Monday, July 21, 2008

Delhi developments land small parties in trouble

The political crisis at the Centre has upset the calculations of some of Kerala's small parties, mostly breakaway factions of various entities. They now have to make fresh plans to ensure their survival.

The State has a plethora of small parties, all breakaway factions of parties which saw better days in the past. Some of these factions were in the process of migration to other parties. The new national equations will compel them to review their plans.

Some of the small parties have been aligned with the Left Democratic Front or the United Democratic Front since long. As constituents of the fronts, which have been alternating in power, they command influence far in excess of their strength. Despite their weak base the fronts have been ready to carry them along as they have pockets of influence and are credited with the ability to tilt the balance in closely fought elections.

When the UDF was in power, Chief Minister Oommen Chandy tried to cut to size the Kerala Congress factions led by TM Jacob and R. Balakrishna Pillai. Both pulled out of the alliance. On the eve of the Assembly elections, the Congress wooed them back.

When the LDF came to power, the CPI-M denied Cabinet representation to the Congress (Socialist), which later became part of the National Congress Party, and to the Kerala Congress (Secular), which had only one member each in the Assembly. Both the parties are now out of the LDF.

The NCP's legislative strength rose to two when K. Karunakaran's Democratic Indira Congress merged in that party. Yet the LDF threw it out of the alliance since the CPI-M's central leadership did not favour any truck with the Karunakaran faction.

The secular credentials of the Janata Dal (S) became suspect in the eyes of the LDF when its Karnataka unit broke its alliance with the Congress and entered into a power-sharing arrangement with the Bharatiya Janata Party. The move was spearheaded by HD Kumaraswamy, son of the party's national president and former Prime Minister, HD Deva Gowda.

The Karnataka development embarrassed the party's Kerala unit. Its president, MP Veerendrakumar, is a member of the Lok Sabha. The party also has three members in the Assembly. They include Transport Minister Mathew T. Thomas and Veerendrakumar's son, MV Shreyamskumar. They were all elected as LDF candidates.

In a bid to save its membership of the LDF, the State unit disowned Deve Gowda's leadership. Thereafter Veerendrakumar negotiated for its merger in Mulayam Singh Yadav's Samajwadi Party. Yadav having gone to the United Progressive Alliance government's rescue when the Left Front withdrew support to it, he has no option but to drop the merger plan.

It is not clear how the new developments will affect the fortunes of A. Neelalohitadasan Nadar, who broke away from the Janata Dal (S) some time ago and is now in Uttar Pradesh Chief Minister Mayawati's Bahujan Samaj Party. A Janata Dal (S) nominee in the EK Nayanar Ministry, Neelalohitadasan Nadar had to quit following allegations of sexual harassment, levelled by Nalini Netto, an IAS officer, and Pragati Srivastava, an Indian Forest Service officer. In the Srivastava case, he was convicted. His appeal against the decision is pending. The Netto case is still before the trial court.
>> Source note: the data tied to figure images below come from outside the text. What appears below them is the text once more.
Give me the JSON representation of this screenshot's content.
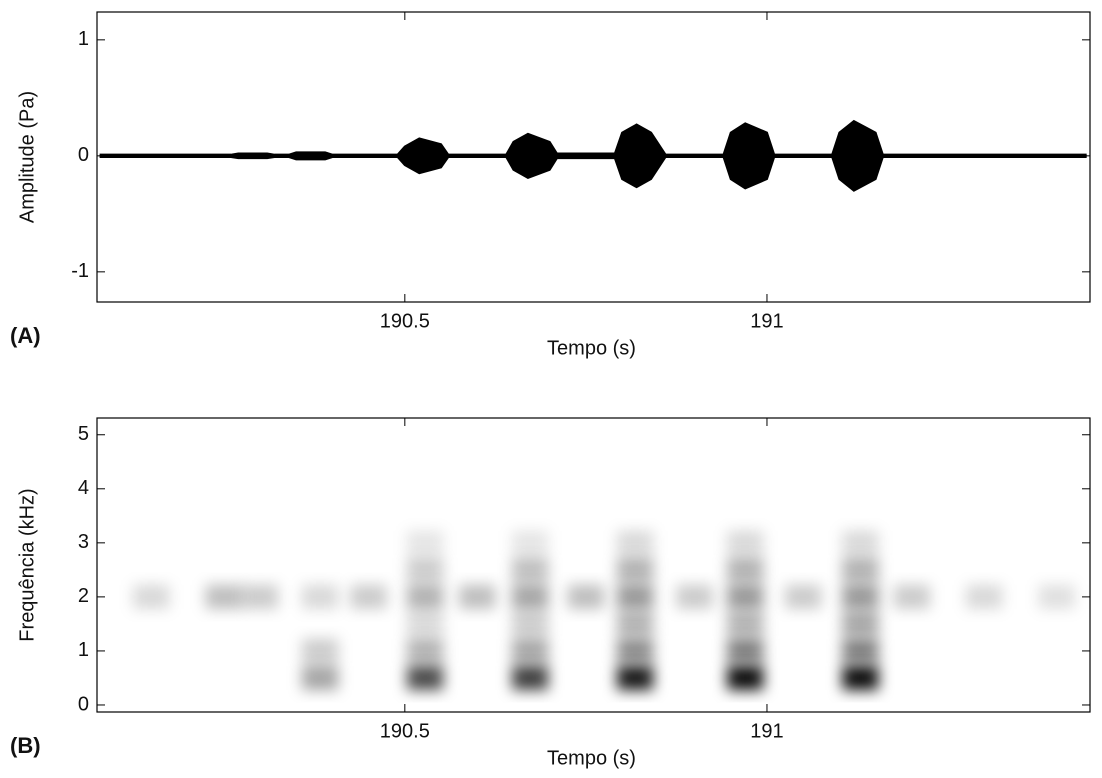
{
  "chart_data": [
    {
      "type": "envelope",
      "label": "(A)",
      "xlabel": "Tempo (s)",
      "ylabel": "Amplitude (Pa)",
      "color": "#000000",
      "xlim": [
        190.075,
        191.446
      ],
      "xticks": [
        190.5,
        191
      ],
      "ylim": [
        -1.26,
        1.24
      ],
      "yticks": [
        -1,
        0,
        1
      ],
      "x": [
        190.08,
        190.26,
        190.27,
        190.31,
        190.32,
        190.34,
        190.35,
        190.39,
        190.4,
        190.49,
        190.5,
        190.52,
        190.55,
        190.56,
        190.64,
        190.65,
        190.67,
        190.7,
        190.71,
        190.79,
        190.8,
        190.82,
        190.84,
        190.86,
        190.94,
        190.95,
        190.97,
        191.0,
        191.01,
        191.09,
        191.1,
        191.12,
        191.15,
        191.16,
        191.44
      ],
      "values": [
        0.01,
        0.01,
        0.02,
        0.02,
        0.01,
        0.01,
        0.03,
        0.03,
        0.01,
        0.01,
        0.08,
        0.15,
        0.1,
        0.01,
        0.01,
        0.12,
        0.19,
        0.12,
        0.02,
        0.02,
        0.2,
        0.27,
        0.2,
        0.01,
        0.01,
        0.2,
        0.28,
        0.2,
        0.01,
        0.01,
        0.2,
        0.3,
        0.2,
        0.01,
        0.01
      ]
    },
    {
      "type": "spectrogram",
      "label": "(B)",
      "xlabel": "Tempo (s)",
      "ylabel": "Frequência (kHz)",
      "color": "#000000",
      "xlim": [
        190.075,
        191.446
      ],
      "xticks": [
        190.5,
        191
      ],
      "ylim": [
        -0.13,
        5.31
      ],
      "yticks": [
        0,
        1,
        2,
        3,
        4,
        5
      ],
      "x": [
        190.383,
        190.383,
        190.383,
        190.528,
        190.528,
        190.528,
        190.528,
        190.528,
        190.528,
        190.673,
        190.673,
        190.673,
        190.673,
        190.673,
        190.673,
        190.818,
        190.818,
        190.818,
        190.818,
        190.818,
        190.818,
        190.97,
        190.97,
        190.97,
        190.97,
        190.97,
        190.97,
        191.129,
        191.129,
        191.129,
        191.129,
        191.129,
        191.129,
        190.15,
        190.25,
        190.3,
        190.45,
        190.6,
        190.75,
        190.9,
        191.05,
        191.2,
        191.3,
        191.4
      ],
      "y": [
        0.5,
        1.0,
        2.0,
        0.5,
        1.0,
        1.5,
        2.0,
        2.5,
        3.0,
        0.5,
        1.0,
        1.5,
        2.0,
        2.5,
        3.0,
        0.5,
        1.0,
        1.5,
        2.0,
        2.5,
        3.0,
        0.5,
        1.0,
        1.5,
        2.0,
        2.5,
        3.0,
        0.5,
        1.0,
        1.5,
        2.0,
        2.5,
        3.0,
        2.0,
        2.0,
        2.0,
        2.0,
        2.0,
        2.0,
        2.0,
        2.0,
        2.0,
        2.0,
        2.0
      ],
      "values": [
        0.35,
        0.2,
        0.15,
        0.7,
        0.3,
        0.15,
        0.3,
        0.2,
        0.1,
        0.75,
        0.35,
        0.2,
        0.35,
        0.25,
        0.1,
        0.9,
        0.45,
        0.3,
        0.4,
        0.3,
        0.15,
        0.95,
        0.5,
        0.3,
        0.4,
        0.3,
        0.15,
        0.95,
        0.5,
        0.35,
        0.4,
        0.3,
        0.15,
        0.15,
        0.25,
        0.2,
        0.2,
        0.25,
        0.25,
        0.2,
        0.2,
        0.2,
        0.15,
        0.12
      ]
    }
  ]
}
The Delhi developments have enhanced the BSP's clout. CPI-M general secretary Prakash Karat was in Lucknow recently to make friends with Mayawati. All this may not help Neelalohitadasan Nadar since the LDF may not be willing to do business with him in view of the pending cases.

Another person whose fate hangs in the balance is Karunakaran's son, K Muraleedharan. He did not return to the Congress with his father and remains president of the NCP's State unit.

The NCP is a constituent of the UPA, and its national president, Sharad Pawar, is Agriculture Minister in the Manmohan Singh government. Muraleedharan feels that his interests will be best served by joining the LDF rather than the UDF. However, Pawar does not want to give up his association with the Congress. It remains to be seen how Muraleedharan resolves the dilemma.

The lone MP elected on the Kerala Congress (Joseph) ticket has been under pressure to vote for the confidence motion in the Lok Sabha or at least abstain from voting. Since the KC (J) is a constituent of the LDF and has representation in the State Cabinet, it cannot be a party to any such arrangement. –Gulf Today, Sharjah, July21, 2008.